Tout le monde construit donc des harnais, jusqu'aux constructeurs des modèles eux-mêmes. La question que presque personne ne pose en les construisant est celle qui décidera de tout : à qui appartiendront-ils.

Ce que ca veut dire quand on decide

L'ingénieur tient deux rôles que personne d'autre ne peut tenir. Aujourd'hui, c'est lui qui arbitre ce que la machine ne sait pas trancher. Demain, c'est par lui ou par personne que quelqu'un d'autre apprendra à le faire.

Une organisation peut se passer de l'un de ses ingénieurs. Elle ne peut pas se passer de tous sans perdre les deux rôles d'un coup, et sans découvrir qu'ils ne se rachètent pas. C'est ce qui fait de cette position, tenue collectivement, un point d'étranglement. Et de sa version individuelle, un simple sursis.

La suite logique n'est donc pas de se réfugier dans le jugement en attendant que le capital s'épuise. C'est de posséder, là où on le peut, ce qui permet au jugement de se reproduire.

Il y a une version immédiatement actionnable, et je l'adresse à un dirigeant. Une compétence interne maintenue vivante n'est pas un coût qu'on optimise. C'est une assurance stratégique. Le jour où survient le risque que seul le jugement humain savait bloquer, on découvre qu'on a vendu la seule chose qui restait non automatisable — et qu'on ne la rachète pas au prix où on l'a laissée partir.

Entretenir cette compétence quand elle coûte plus cher que la machine, c'est exactement ce qu'on attend d'une assurance. On paie pour le jour où on en aura besoin, pas pour les jours où tout va bien.

Concrètement : continuer à payer des gens pour traverser l'étape qu'on est tenté de supprimer. Organiser la transmission au lieu de la sous-traiter au modèle. Garder la propriété des artefacts qui gouvernent la production plutôt que de la louer.

Ce que je ne sais pas

Rien de tout cela n'est une fatalité. Quelque part, aujourd'hui, un ingénieur bloque encore un changement que tous les voyants laissaient passer.

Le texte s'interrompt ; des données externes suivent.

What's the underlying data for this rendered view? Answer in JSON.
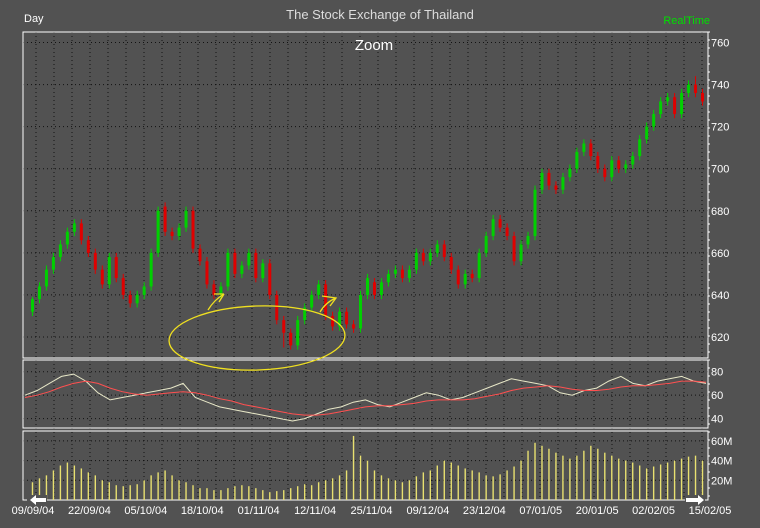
{
  "header": {
    "period": "Day",
    "title": "The Stock Exchange of Thailand",
    "status": "RealTime"
  },
  "colors": {
    "background": "#525252",
    "frame": "#ffffff",
    "grid": "#111111",
    "up_candle": "#00d000",
    "down_candle": "#e00000",
    "oscillator_fast": "#e8e8c8",
    "oscillator_slow": "#ff5050",
    "volume": "#e8e070",
    "annotation": "#f0e020",
    "realtime": "#00e000"
  },
  "chart_data": [
    {
      "type": "candlestick",
      "title": "Zoom",
      "x_dates": [
        "09/09/04",
        "22/09/04",
        "05/10/04",
        "18/10/04",
        "01/11/04",
        "12/11/04",
        "25/11/04",
        "09/12/04",
        "23/12/04",
        "07/01/05",
        "20/01/05",
        "02/02/05",
        "15/02/05"
      ],
      "yticks": [
        620,
        640,
        660,
        680,
        700,
        720,
        740,
        760
      ],
      "ylim": [
        610,
        765
      ],
      "candles": [
        [
          632,
          638,
          630,
          639
        ],
        [
          638,
          644,
          636,
          646
        ],
        [
          644,
          652,
          642,
          654
        ],
        [
          652,
          658,
          650,
          660
        ],
        [
          658,
          664,
          656,
          666
        ],
        [
          664,
          670,
          662,
          672
        ],
        [
          670,
          674,
          668,
          676
        ],
        [
          674,
          666,
          664,
          676
        ],
        [
          666,
          660,
          658,
          668
        ],
        [
          660,
          652,
          650,
          662
        ],
        [
          652,
          645,
          643,
          654
        ],
        [
          645,
          658,
          643,
          660
        ],
        [
          658,
          648,
          646,
          660
        ],
        [
          648,
          640,
          638,
          650
        ],
        [
          640,
          636,
          634,
          642
        ],
        [
          636,
          640,
          634,
          642
        ],
        [
          640,
          644,
          638,
          646
        ],
        [
          644,
          660,
          642,
          662
        ],
        [
          660,
          680,
          658,
          682
        ],
        [
          682,
          670,
          668,
          684
        ],
        [
          670,
          668,
          666,
          672
        ],
        [
          668,
          672,
          666,
          674
        ],
        [
          672,
          680,
          670,
          682
        ],
        [
          680,
          662,
          660,
          682
        ],
        [
          662,
          656,
          654,
          664
        ],
        [
          656,
          645,
          643,
          658
        ],
        [
          645,
          640,
          638,
          647
        ],
        [
          640,
          644,
          638,
          646
        ],
        [
          644,
          660,
          642,
          662
        ],
        [
          660,
          650,
          648,
          662
        ],
        [
          650,
          654,
          648,
          656
        ],
        [
          654,
          660,
          652,
          662
        ],
        [
          660,
          648,
          646,
          662
        ],
        [
          648,
          655,
          646,
          657
        ],
        [
          655,
          640,
          638,
          657
        ],
        [
          640,
          628,
          626,
          642
        ],
        [
          628,
          622,
          615,
          630
        ],
        [
          622,
          616,
          614,
          624
        ],
        [
          616,
          628,
          614,
          630
        ],
        [
          628,
          634,
          626,
          636
        ],
        [
          634,
          640,
          632,
          642
        ],
        [
          640,
          645,
          638,
          647
        ],
        [
          645,
          630,
          628,
          647
        ],
        [
          630,
          625,
          623,
          632
        ],
        [
          625,
          632,
          623,
          634
        ],
        [
          632,
          626,
          624,
          634
        ],
        [
          626,
          624,
          622,
          628
        ],
        [
          624,
          640,
          622,
          642
        ],
        [
          640,
          648,
          638,
          650
        ],
        [
          646,
          640,
          638,
          648
        ],
        [
          640,
          646,
          638,
          648
        ],
        [
          646,
          650,
          644,
          652
        ],
        [
          650,
          652,
          648,
          654
        ],
        [
          652,
          648,
          646,
          654
        ],
        [
          648,
          652,
          646,
          654
        ],
        [
          652,
          660,
          650,
          662
        ],
        [
          660,
          656,
          654,
          662
        ],
        [
          656,
          660,
          654,
          662
        ],
        [
          660,
          664,
          658,
          666
        ],
        [
          664,
          658,
          656,
          666
        ],
        [
          658,
          652,
          650,
          660
        ],
        [
          652,
          645,
          643,
          654
        ],
        [
          645,
          650,
          643,
          652
        ],
        [
          650,
          648,
          646,
          652
        ],
        [
          648,
          660,
          646,
          662
        ],
        [
          660,
          668,
          658,
          670
        ],
        [
          668,
          676,
          666,
          678
        ],
        [
          676,
          672,
          670,
          678
        ],
        [
          672,
          668,
          666,
          674
        ],
        [
          668,
          656,
          654,
          670
        ],
        [
          656,
          664,
          654,
          666
        ],
        [
          664,
          668,
          662,
          670
        ],
        [
          668,
          690,
          666,
          692
        ],
        [
          690,
          698,
          688,
          700
        ],
        [
          698,
          692,
          690,
          700
        ],
        [
          692,
          690,
          688,
          694
        ],
        [
          690,
          696,
          688,
          698
        ],
        [
          696,
          700,
          694,
          702
        ],
        [
          700,
          708,
          698,
          710
        ],
        [
          708,
          712,
          706,
          714
        ],
        [
          712,
          706,
          704,
          714
        ],
        [
          706,
          700,
          698,
          708
        ],
        [
          700,
          696,
          694,
          702
        ],
        [
          696,
          704,
          694,
          706
        ],
        [
          704,
          700,
          698,
          706
        ],
        [
          700,
          702,
          698,
          704
        ],
        [
          702,
          706,
          700,
          708
        ],
        [
          706,
          714,
          704,
          716
        ],
        [
          714,
          720,
          712,
          722
        ],
        [
          720,
          726,
          718,
          728
        ],
        [
          726,
          732,
          724,
          734
        ],
        [
          732,
          734,
          730,
          736
        ],
        [
          734,
          726,
          724,
          736
        ],
        [
          726,
          736,
          724,
          738
        ],
        [
          736,
          740,
          734,
          742
        ],
        [
          740,
          736,
          734,
          744
        ],
        [
          736,
          732,
          730,
          738
        ]
      ]
    },
    {
      "type": "line",
      "yticks": [
        40,
        60,
        80
      ],
      "ylim": [
        32,
        90
      ],
      "series": [
        {
          "values": [
            60,
            64,
            70,
            76,
            78,
            72,
            62,
            56,
            58,
            60,
            62,
            64,
            66,
            70,
            58,
            54,
            50,
            48,
            46,
            44,
            42,
            40,
            38,
            40,
            44,
            48,
            50,
            54,
            56,
            52,
            50,
            54,
            58,
            62,
            60,
            56,
            58,
            62,
            66,
            70,
            74,
            72,
            70,
            68,
            62,
            60,
            64,
            66,
            72,
            76,
            70,
            68,
            72,
            74,
            76,
            72,
            70
          ]
        },
        {
          "values": [
            58,
            60,
            63,
            67,
            70,
            72,
            70,
            66,
            63,
            61,
            60,
            61,
            62,
            63,
            62,
            60,
            57,
            55,
            52,
            50,
            48,
            46,
            44,
            43,
            43,
            44,
            46,
            48,
            50,
            51,
            51,
            52,
            53,
            55,
            56,
            56,
            56,
            57,
            59,
            61,
            64,
            66,
            67,
            68,
            67,
            65,
            64,
            64,
            65,
            67,
            68,
            68,
            69,
            70,
            72,
            72,
            71
          ]
        }
      ]
    },
    {
      "type": "bar",
      "yticks": [
        "20M",
        "40M",
        "60M"
      ],
      "ylim": [
        0,
        70
      ],
      "values": [
        18,
        22,
        25,
        30,
        35,
        38,
        35,
        32,
        28,
        25,
        20,
        18,
        15,
        14,
        15,
        16,
        20,
        25,
        28,
        30,
        25,
        20,
        18,
        15,
        12,
        12,
        10,
        10,
        12,
        14,
        15,
        14,
        12,
        10,
        8,
        9,
        10,
        12,
        14,
        16,
        15,
        18,
        20,
        22,
        25,
        30,
        65,
        45,
        40,
        30,
        25,
        22,
        20,
        18,
        20,
        24,
        28,
        30,
        35,
        40,
        38,
        35,
        32,
        30,
        28,
        25,
        24,
        26,
        30,
        34,
        40,
        50,
        58,
        55,
        52,
        48,
        45,
        42,
        45,
        50,
        55,
        52,
        48,
        45,
        42,
        40,
        38,
        35,
        32,
        34,
        36,
        38,
        40,
        42,
        44,
        45,
        40
      ]
    }
  ],
  "nav": {
    "left_arrow": "arrow-left-icon",
    "right_arrow": "arrow-right-icon"
  }
}
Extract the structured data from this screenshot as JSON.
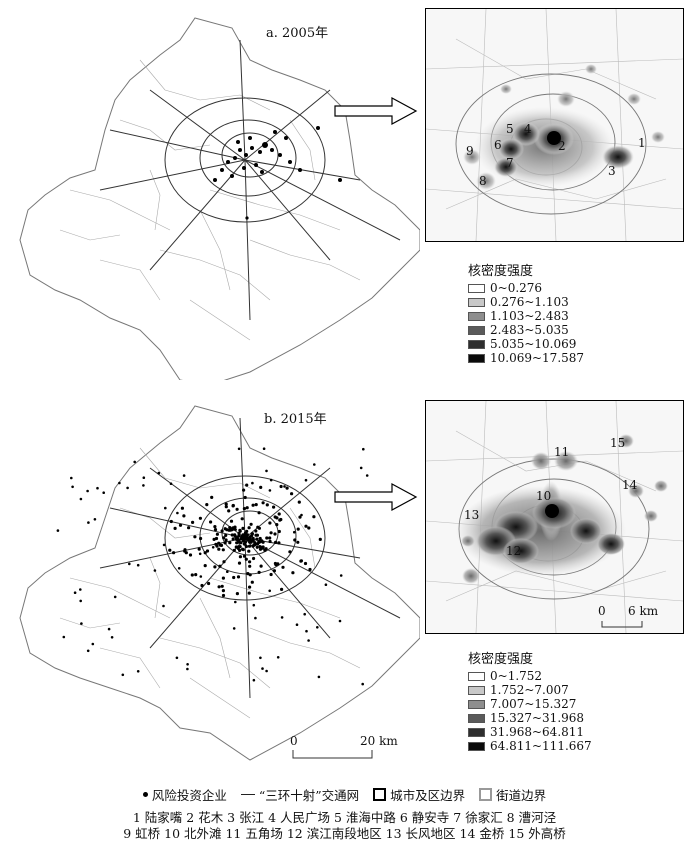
{
  "panel_a": {
    "title": "a. 2005年",
    "legend_title": "核密度强度",
    "legend_classes": [
      "0~0.276",
      "0.276~1.103",
      "1.103~2.483",
      "2.483~5.035",
      "5.035~10.069",
      "10.069~17.587"
    ],
    "legend_colors": [
      "#ffffff",
      "#c8c8c8",
      "#8e8e8e",
      "#5a5a5a",
      "#2e2e2e",
      "#0a0a0a"
    ],
    "inset_labels": [
      "1",
      "2",
      "3",
      "4",
      "5",
      "6",
      "7",
      "8",
      "9"
    ]
  },
  "panel_b": {
    "title": "b. 2015年",
    "legend_title": "核密度强度",
    "legend_classes": [
      "0~1.752",
      "1.752~7.007",
      "7.007~15.327",
      "15.327~31.968",
      "31.968~64.811",
      "64.811~111.667"
    ],
    "legend_colors": [
      "#ffffff",
      "#c8c8c8",
      "#8e8e8e",
      "#5a5a5a",
      "#2e2e2e",
      "#0a0a0a"
    ],
    "inset_labels": [
      "10",
      "11",
      "12",
      "13",
      "14",
      "15"
    ],
    "inset_scale": {
      "start": "0",
      "end": "6 km"
    },
    "main_scale": {
      "start": "0",
      "end": "20 km"
    }
  },
  "bottom_legend": {
    "enterprise": "风险投资企业",
    "transport": "“三环十射”交通网",
    "city_boundary": "城市及区边界",
    "street_boundary": "街道边界"
  },
  "place_names_line1": "1 陆家嘴  2 花木  3 张江  4 人民广场  5 淮海中路  6 静安寺  7 徐家汇  8 漕河泾",
  "place_names_line2": "9 虹桥  10 北外滩  11 五角场  12 滨江南段地区  13 长风地区  14 金桥  15 外高桥"
}
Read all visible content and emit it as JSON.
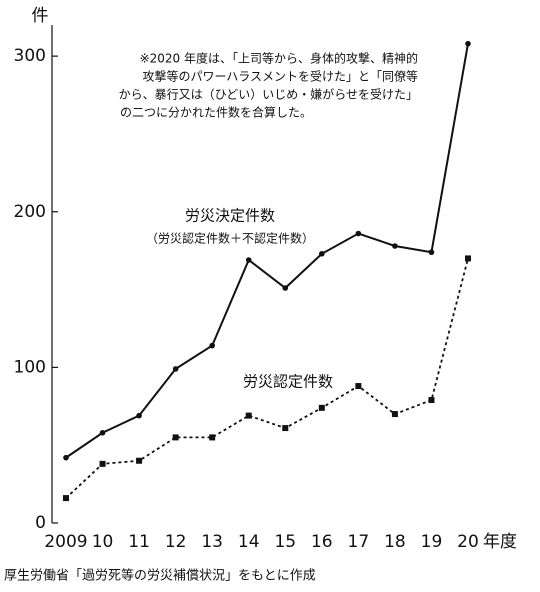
{
  "chart_data": {
    "type": "line",
    "y_unit": "件",
    "x_unit": "年度",
    "annotation": [
      "※2020 年度は、「上司等から、身体的攻撃、精神的",
      "攻撃等のパワーハラスメントを受けた」と「同僚等",
      "から、暴行又は（ひどい）いじめ・嫌がらせを受けた」",
      "の二つに分かれた件数を合算した。"
    ],
    "categories": [
      "2009",
      "10",
      "11",
      "12",
      "13",
      "14",
      "15",
      "16",
      "17",
      "18",
      "19",
      "20"
    ],
    "series": [
      {
        "name": "労災決定件数",
        "sublabel": "（労災認定件数＋不認定件数）",
        "color": "#111111",
        "line_style": "solid",
        "marker": "circle",
        "values": [
          42,
          58,
          69,
          99,
          114,
          169,
          151,
          173,
          186,
          178,
          174,
          308
        ]
      },
      {
        "name": "労災認定件数",
        "color": "#111111",
        "line_style": "dotted",
        "marker": "square",
        "values": [
          16,
          38,
          40,
          55,
          55,
          69,
          61,
          74,
          88,
          70,
          79,
          170
        ]
      }
    ],
    "ylim": [
      0,
      320
    ],
    "yticks": [
      0,
      100,
      200,
      300
    ],
    "source": "厚生労働省「過労死等の労災補償状況」をもとに作成"
  }
}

La question des années qui viennent n'est pas de savoir si la machine produira plus. Elle a déjà répondu. C'est de savoir qui paiera pour que, dans dix ans, quelqu'un sache encore faire ce geste.

P.S. Ce texte a été écrit avec l'assistance d'une IA. Elle a produit, j'ai jugé. Reste à savoir combien de temps je saurai encore le faire.